Herman Leenders is een Brugs dichter. Lees in een interview waarom hij werd aangetrokken tot Gezelles gedicht Zwart.
Hoe zwart, hoe zwart is, ommentomme,
dat zwellend hout, in 't boomenland;
noch blad en leeft er nu, noch blomme,
maar geilheid in en spon, dat spant:
geliggen zal 't, en groene vlagen,
van schoonheid en van schaduw, dragen
Hoe zwart, hoe zwart nu, allenthenen,
hoe donkerbruin is 't lindenhout,
dat kenen wilt, dat is aan 't kenen,
tienduizendmaal tienduizendvoud!
't Zal, schier of morgen, groen bedijgen,
dat zwart is nu, en blâren krijgen.
Hoe zwart, hoe zwart!
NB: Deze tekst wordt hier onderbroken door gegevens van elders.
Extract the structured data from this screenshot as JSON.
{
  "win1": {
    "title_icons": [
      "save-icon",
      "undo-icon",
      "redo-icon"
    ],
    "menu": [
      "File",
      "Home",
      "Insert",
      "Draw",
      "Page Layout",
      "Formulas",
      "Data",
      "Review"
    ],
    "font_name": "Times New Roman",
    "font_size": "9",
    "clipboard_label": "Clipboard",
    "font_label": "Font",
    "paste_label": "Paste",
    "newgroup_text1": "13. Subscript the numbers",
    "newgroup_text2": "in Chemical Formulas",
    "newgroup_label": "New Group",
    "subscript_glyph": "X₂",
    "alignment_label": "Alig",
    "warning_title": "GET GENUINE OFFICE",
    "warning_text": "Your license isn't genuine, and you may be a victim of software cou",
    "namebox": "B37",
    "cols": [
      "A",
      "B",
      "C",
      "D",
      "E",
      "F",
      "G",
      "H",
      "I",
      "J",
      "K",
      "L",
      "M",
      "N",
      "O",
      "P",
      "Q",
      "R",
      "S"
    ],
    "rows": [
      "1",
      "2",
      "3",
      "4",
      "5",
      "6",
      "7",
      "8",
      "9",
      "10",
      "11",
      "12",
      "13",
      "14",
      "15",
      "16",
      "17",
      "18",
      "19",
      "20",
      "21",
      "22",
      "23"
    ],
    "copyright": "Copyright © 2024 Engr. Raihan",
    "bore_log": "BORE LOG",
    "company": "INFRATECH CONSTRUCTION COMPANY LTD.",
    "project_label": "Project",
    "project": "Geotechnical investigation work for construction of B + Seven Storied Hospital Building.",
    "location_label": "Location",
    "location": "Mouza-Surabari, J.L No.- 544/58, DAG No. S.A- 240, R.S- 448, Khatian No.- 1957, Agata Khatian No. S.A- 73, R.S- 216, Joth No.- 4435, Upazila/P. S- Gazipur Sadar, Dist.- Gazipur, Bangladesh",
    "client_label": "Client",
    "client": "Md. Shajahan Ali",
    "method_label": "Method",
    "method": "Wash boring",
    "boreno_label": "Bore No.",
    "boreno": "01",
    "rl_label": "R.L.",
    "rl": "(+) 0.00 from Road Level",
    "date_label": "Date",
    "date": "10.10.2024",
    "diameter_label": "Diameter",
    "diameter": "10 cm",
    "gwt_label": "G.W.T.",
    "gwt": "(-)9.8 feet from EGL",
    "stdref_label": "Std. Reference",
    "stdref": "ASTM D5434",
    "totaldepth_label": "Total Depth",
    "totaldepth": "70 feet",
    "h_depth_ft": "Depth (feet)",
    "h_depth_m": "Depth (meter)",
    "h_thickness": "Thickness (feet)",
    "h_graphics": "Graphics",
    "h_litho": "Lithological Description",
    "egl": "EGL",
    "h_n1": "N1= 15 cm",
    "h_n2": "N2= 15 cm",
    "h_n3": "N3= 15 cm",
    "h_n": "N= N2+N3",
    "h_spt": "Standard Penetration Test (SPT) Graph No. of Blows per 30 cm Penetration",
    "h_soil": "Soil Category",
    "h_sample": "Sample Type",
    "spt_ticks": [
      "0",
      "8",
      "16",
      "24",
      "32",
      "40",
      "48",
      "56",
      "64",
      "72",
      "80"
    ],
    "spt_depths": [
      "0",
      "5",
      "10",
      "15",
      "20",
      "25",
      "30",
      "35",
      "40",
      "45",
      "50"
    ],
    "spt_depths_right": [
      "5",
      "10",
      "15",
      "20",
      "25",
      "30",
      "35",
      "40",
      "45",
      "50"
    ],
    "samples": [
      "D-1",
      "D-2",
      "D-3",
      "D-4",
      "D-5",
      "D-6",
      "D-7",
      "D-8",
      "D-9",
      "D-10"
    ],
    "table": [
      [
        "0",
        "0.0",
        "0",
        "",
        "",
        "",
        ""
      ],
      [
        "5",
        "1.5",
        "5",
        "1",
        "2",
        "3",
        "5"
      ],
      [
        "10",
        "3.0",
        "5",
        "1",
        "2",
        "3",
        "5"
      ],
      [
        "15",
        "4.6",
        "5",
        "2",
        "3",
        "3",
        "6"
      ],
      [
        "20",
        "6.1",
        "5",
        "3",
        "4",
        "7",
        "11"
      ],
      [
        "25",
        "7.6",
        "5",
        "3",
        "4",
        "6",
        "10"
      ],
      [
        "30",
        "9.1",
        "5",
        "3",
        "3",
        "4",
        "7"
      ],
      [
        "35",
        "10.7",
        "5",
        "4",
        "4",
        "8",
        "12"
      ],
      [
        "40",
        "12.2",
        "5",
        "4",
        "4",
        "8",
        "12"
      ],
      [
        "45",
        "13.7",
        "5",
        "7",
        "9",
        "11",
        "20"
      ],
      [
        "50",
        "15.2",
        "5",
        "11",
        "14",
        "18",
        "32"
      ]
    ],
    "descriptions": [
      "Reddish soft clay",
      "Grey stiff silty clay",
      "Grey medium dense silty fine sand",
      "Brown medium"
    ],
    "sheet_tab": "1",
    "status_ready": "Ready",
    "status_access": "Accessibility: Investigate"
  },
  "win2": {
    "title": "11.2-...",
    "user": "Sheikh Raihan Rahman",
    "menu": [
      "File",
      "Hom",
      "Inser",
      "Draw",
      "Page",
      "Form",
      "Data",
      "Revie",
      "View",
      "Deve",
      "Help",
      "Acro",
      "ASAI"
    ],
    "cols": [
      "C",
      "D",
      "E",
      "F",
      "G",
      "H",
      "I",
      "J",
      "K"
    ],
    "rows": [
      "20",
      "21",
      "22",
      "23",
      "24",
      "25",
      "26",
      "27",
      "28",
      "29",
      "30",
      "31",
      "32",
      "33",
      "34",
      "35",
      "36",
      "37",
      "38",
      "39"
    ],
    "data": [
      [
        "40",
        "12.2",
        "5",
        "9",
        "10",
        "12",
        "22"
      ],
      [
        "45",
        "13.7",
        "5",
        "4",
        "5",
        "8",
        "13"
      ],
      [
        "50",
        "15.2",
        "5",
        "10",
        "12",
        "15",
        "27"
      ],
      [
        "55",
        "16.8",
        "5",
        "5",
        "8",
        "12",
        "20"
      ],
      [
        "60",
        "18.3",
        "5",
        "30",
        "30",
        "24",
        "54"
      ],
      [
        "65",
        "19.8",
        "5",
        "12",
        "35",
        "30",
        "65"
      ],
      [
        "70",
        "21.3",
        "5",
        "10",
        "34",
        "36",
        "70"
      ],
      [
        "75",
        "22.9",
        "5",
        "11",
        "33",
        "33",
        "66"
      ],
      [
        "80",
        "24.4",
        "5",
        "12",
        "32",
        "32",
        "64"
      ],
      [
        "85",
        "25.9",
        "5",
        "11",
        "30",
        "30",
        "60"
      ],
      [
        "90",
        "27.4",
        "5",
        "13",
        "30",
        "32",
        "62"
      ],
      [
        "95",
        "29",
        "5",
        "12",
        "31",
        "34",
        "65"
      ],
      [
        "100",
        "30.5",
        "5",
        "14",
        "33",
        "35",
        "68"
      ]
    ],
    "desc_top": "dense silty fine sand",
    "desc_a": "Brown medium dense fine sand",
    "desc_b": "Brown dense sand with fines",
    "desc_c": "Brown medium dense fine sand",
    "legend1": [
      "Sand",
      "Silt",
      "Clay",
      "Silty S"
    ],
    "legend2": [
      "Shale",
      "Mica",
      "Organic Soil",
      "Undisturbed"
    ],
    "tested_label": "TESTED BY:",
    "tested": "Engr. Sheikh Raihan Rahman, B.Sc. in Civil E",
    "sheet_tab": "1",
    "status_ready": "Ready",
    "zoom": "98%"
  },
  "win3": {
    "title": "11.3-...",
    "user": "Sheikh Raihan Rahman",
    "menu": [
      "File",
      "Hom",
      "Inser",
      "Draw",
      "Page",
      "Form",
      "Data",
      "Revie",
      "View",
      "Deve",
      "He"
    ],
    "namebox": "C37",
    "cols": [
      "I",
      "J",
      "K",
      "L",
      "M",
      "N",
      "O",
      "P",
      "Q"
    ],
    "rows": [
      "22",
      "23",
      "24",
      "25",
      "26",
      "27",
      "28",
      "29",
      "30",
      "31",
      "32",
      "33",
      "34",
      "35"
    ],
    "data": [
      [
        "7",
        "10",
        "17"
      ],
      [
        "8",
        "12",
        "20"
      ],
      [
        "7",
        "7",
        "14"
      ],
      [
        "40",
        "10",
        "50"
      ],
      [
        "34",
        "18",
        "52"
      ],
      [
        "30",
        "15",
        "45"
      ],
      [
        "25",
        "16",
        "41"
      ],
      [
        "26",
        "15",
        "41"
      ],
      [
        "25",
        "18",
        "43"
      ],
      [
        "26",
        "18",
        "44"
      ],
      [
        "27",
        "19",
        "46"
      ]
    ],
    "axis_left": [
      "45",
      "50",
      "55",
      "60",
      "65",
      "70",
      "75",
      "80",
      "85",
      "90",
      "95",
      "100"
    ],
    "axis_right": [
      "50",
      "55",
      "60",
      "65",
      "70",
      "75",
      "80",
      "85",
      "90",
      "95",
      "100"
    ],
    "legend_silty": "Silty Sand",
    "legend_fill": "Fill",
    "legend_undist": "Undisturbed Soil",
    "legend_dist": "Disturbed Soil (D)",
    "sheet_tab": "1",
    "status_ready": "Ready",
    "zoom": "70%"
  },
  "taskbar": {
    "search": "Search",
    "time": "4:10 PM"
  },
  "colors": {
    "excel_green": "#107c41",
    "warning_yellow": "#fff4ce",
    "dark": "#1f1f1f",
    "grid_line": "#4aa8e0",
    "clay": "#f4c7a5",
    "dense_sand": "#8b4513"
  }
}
Onzwarter rijzen
de wolken zwart, in 't luchtgebied;
maar hemelsteen- en hagelbijzen
en werpen ons de boomen niet:
één vlage zal 't, eer lang nadezen,
Hoe zwart, hoe zwart is, heind en verre,
't wijduitgestrekte boomenland;
maar nauwlijks heeft de «middagsterre»
des Winters vaartuig afgebrand,
of seffens gaan, uit al hun' knopen,
de boomen en de blijdschap open.
't Zal regenen dan reuke, alomme,
't zal wierookwerk en honingdauw;
van ieder blad, uit ieder' blomme,
zoo, 's heiligdags, in Gods gebouw,
het volk ontvangt den hoogtijdszegen,
in spaarsvat- en in wierookregen.
Guido Gezelle, Laatste Verzen
Herman Leenders debuteerde in 1982 met Mijn landschap, een beeldinventaris, een dichtbundel uit de Yang-poëziereeks. Vervolgens publiceerde hij de dichtbundels Ogentroost (1992), Landlopen (1995), Speelgoed (2000), Vervalsingen (2008), Dat is wij (2013), Overstekend wild (2020), de verhalenbundel Het mennegat (1994) en de romans De echtbreukeling (2005) en God speelt drieband (2017). In 2021 verscheen de bloemlezing Het huis van de dichter, met gedichten van 1992 tot 2020. In 2016 en 2017 was hij (vrije) stadsdichter van Brugge. Hij werd bekroond met de C. Buddingh'-prijs, de Hugues C. Pernath-prijs, de Prijs van de Provincie West-Vlaanderen en de Prijs van de Vereniging van West-Vlaamse schrijvers (VWS).